With ZGC, your application threads keep allocating. ZGC, running on separate threads, concurrently traverses the object graph. It uses a technique called "load barriers" to track object modifications and "colored pointers" to mark objects’ states (e.g., live, to-be-collected) without needing a full stop-the-world pause. When it’s time to reclaim memory, ZGC might perform a very brief pause to finalize its work, but the bulk of the identification and deallocation happens alongside your application.

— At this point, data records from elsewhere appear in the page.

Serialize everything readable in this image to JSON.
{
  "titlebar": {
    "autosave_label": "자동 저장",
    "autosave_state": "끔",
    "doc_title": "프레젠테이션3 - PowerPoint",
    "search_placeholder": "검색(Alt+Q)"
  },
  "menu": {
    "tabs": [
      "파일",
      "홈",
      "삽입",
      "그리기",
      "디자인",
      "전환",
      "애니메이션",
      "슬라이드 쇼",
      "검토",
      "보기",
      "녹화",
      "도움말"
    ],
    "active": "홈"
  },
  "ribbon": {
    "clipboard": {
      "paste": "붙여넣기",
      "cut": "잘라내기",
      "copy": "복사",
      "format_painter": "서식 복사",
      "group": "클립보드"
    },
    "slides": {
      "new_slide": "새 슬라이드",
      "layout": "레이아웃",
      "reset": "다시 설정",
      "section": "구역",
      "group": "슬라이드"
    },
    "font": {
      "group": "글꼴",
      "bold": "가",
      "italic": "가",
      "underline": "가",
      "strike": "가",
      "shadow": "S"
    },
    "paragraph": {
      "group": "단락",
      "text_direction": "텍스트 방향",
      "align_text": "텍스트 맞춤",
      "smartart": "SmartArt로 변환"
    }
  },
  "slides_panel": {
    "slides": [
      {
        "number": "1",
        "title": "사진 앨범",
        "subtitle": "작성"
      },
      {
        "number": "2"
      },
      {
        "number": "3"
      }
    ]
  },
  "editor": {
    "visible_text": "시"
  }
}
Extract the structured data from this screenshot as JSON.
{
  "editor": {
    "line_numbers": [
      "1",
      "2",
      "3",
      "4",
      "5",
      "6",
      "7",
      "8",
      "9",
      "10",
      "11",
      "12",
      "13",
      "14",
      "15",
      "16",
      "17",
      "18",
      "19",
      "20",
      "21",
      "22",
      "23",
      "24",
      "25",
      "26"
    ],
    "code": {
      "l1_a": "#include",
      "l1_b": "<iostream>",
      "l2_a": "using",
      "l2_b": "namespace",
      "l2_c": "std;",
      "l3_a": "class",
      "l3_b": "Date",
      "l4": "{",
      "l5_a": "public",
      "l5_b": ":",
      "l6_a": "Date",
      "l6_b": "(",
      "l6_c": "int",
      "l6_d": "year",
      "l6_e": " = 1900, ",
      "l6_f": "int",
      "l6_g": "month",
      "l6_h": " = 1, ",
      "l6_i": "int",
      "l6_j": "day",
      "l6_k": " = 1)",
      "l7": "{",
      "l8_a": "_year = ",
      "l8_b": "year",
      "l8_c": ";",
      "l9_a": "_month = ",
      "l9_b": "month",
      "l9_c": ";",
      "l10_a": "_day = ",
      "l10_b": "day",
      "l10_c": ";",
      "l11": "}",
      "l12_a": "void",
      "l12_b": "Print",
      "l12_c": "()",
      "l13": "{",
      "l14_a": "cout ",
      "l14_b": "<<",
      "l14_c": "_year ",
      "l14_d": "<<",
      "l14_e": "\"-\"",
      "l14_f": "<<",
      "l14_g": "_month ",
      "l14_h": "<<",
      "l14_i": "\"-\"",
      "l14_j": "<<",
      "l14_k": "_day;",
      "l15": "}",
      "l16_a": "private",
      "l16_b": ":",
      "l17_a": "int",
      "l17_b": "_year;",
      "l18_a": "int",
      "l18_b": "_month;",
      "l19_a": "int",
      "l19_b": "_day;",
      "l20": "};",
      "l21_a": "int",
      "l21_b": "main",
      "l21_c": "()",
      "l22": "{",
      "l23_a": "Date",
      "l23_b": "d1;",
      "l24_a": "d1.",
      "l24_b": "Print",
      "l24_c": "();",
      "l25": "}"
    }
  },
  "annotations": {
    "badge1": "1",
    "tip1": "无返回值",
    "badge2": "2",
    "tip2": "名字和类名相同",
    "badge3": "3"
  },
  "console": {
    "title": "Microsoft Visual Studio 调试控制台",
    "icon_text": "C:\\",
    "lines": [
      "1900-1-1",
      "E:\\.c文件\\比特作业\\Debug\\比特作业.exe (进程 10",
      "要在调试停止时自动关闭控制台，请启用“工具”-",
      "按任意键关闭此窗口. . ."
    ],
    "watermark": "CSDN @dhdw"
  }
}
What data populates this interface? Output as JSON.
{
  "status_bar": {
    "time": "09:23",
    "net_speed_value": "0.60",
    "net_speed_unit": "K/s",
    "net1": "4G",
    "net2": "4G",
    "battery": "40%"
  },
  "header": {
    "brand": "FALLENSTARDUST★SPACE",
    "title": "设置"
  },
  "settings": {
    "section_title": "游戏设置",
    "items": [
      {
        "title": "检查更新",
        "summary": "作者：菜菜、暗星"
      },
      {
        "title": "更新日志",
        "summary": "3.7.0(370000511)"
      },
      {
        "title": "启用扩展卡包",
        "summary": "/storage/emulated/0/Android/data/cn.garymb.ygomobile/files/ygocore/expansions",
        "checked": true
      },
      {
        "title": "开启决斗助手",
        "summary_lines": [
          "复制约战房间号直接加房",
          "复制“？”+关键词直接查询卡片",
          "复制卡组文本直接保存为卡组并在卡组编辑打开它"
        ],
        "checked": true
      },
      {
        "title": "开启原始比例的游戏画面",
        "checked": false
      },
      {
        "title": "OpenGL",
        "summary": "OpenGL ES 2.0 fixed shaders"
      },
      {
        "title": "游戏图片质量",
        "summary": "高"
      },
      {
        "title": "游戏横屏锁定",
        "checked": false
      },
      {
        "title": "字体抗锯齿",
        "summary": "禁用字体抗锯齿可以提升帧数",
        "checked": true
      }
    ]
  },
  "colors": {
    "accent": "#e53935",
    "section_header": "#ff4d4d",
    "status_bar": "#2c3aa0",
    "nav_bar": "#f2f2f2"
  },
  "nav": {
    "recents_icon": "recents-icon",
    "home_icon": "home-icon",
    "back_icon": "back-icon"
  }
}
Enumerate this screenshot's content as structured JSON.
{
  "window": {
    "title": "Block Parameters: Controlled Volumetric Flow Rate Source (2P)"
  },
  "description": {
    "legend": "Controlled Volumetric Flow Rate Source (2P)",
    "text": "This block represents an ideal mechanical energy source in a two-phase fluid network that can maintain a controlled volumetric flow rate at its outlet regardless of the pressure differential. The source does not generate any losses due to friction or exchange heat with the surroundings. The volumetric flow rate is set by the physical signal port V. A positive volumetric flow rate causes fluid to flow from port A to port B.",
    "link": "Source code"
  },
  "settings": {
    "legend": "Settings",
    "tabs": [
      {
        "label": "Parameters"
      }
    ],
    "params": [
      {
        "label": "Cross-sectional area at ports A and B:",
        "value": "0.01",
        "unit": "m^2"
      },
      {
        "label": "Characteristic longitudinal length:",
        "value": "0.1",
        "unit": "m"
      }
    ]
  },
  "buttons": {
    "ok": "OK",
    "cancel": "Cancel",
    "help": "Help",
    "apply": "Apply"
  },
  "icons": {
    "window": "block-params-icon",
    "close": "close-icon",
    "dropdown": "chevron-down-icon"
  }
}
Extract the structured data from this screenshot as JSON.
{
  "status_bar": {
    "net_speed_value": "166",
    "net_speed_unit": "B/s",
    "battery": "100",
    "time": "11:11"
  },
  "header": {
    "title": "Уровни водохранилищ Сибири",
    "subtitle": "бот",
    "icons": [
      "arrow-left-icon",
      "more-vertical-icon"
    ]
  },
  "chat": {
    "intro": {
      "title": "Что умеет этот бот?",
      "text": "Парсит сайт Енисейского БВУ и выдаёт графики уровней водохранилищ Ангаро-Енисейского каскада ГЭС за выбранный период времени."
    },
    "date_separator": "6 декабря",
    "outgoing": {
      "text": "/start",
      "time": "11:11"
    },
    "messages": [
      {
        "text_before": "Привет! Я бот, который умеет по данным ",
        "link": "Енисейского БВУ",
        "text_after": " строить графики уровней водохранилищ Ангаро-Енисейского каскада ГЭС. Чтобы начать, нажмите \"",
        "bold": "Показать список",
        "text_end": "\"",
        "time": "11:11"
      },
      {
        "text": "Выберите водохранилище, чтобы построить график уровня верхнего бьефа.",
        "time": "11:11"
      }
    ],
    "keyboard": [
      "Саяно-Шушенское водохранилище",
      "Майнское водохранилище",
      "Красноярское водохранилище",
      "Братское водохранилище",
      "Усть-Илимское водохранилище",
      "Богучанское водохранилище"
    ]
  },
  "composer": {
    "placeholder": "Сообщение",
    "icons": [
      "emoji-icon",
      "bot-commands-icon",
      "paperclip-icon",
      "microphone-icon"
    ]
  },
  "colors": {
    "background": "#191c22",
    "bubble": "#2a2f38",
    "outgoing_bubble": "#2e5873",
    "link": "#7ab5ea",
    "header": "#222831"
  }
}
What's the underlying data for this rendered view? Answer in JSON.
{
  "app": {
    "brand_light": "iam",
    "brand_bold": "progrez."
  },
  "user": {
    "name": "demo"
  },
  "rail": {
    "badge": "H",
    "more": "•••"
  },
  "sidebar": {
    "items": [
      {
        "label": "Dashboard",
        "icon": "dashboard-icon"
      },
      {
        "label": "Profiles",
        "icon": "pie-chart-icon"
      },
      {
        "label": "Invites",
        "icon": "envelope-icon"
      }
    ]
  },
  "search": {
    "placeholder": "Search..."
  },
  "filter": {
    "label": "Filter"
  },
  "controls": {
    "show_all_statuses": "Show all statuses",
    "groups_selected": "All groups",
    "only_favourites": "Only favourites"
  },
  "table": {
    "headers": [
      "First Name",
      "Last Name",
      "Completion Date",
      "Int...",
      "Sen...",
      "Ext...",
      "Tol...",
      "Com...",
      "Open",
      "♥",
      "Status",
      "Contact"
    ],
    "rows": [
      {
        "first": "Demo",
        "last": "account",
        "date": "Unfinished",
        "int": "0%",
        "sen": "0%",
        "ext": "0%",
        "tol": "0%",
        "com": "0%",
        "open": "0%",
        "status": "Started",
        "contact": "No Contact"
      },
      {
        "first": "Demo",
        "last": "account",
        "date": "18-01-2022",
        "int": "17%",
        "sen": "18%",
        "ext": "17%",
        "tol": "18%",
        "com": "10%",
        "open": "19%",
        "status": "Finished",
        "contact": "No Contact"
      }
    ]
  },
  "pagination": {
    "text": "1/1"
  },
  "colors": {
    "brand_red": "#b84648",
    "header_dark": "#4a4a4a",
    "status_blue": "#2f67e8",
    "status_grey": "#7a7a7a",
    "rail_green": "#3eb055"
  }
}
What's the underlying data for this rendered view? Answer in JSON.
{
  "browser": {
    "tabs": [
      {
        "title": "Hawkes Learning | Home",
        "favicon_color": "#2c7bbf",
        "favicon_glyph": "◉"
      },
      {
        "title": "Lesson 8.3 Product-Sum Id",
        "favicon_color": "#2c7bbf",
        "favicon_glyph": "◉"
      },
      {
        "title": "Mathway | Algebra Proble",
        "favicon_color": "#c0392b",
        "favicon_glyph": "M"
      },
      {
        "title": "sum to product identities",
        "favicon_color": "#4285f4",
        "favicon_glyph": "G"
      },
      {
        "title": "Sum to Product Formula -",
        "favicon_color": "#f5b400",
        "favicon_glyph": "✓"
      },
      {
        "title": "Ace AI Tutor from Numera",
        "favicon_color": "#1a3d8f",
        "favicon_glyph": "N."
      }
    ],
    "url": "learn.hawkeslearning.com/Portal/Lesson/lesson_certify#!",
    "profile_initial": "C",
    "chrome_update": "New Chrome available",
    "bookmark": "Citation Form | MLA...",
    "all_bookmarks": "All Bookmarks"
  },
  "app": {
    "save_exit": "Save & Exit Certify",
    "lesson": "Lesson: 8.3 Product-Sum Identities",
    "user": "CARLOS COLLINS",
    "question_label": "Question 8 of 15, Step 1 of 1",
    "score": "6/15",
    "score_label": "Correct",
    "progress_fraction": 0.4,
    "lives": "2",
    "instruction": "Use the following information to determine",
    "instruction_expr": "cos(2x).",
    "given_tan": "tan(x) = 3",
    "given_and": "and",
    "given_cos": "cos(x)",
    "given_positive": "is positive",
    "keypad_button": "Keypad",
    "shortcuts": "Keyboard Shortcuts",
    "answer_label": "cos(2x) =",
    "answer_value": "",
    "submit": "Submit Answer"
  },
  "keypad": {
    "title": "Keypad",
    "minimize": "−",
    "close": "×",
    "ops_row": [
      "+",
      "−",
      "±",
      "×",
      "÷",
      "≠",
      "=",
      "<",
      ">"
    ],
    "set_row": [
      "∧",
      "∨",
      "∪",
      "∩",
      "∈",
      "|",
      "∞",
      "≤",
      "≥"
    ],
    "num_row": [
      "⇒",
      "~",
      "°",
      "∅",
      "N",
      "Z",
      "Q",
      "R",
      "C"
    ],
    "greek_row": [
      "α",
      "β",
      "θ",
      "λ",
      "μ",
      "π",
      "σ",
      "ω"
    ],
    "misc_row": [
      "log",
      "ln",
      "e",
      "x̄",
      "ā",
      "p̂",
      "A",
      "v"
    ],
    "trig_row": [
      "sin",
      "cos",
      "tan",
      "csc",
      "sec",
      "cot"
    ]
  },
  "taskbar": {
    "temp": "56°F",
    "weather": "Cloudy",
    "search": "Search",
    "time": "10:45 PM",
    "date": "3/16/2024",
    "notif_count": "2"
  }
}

The core problem these collectors solve is the "stop-the-world" pause. Traditional GCs (like ParallelGC or even G1 in certain situations) would halt all application threads to perform heap scanning and compaction. For latency-sensitive applications (e.g., high-frequency trading, real-time gaming, responsive UIs), these pauses, even if infrequent, can be devastating. ZGC and Shenandoah aim to make these pauses so short and infrequent that they are effectively invisible to the end-user or the application’s responsiveness requirements.

Internally, ZGC uses a generational approach but with concurrent collection across generations. It divides the heap into regions. During marking, it identifies reachable objects. Then, during a brief pause, it performs a "relocation" phase, moving live objects to new regions, effectively compacting the heap concurrently. Shenandoah takes a similar approach, focusing on concurrent marking and compacting live objects into a contiguous space. Both rely heavily on advanced JVM features like load barriers and specialized memory management techniques.

The critical levers you control are primarily the heap size (-Xmx, -Xms) and the GC choice itself (-XX:+UseZGC, -XX:+UseShenandoahGC). For ZGC, you can also tune -XX:ConcGCThreads to control the number of concurrent GC threads, but the JVM often does a good job of autotuning this. The key is to provide enough heap memory for your application to run comfortably, allowing the GC to perform its concurrent work without being constantly triggered by a full heap.

The one thing most people don’t realize is how much metadata these collectors manage concurrently. It’s not just about marking objects. They are constantly updating internal "coloring" schemes on pointers and managing region states. This is why the JVM needs to be built with specific support for these collectors; it’s a deep integration with the JVM’s memory manager and object model, not just a tunable parameter.

The next challenge you’ll likely encounter is understanding how application-specific object allocation patterns and reference lifecycles interact with the concurrent GC’s phases.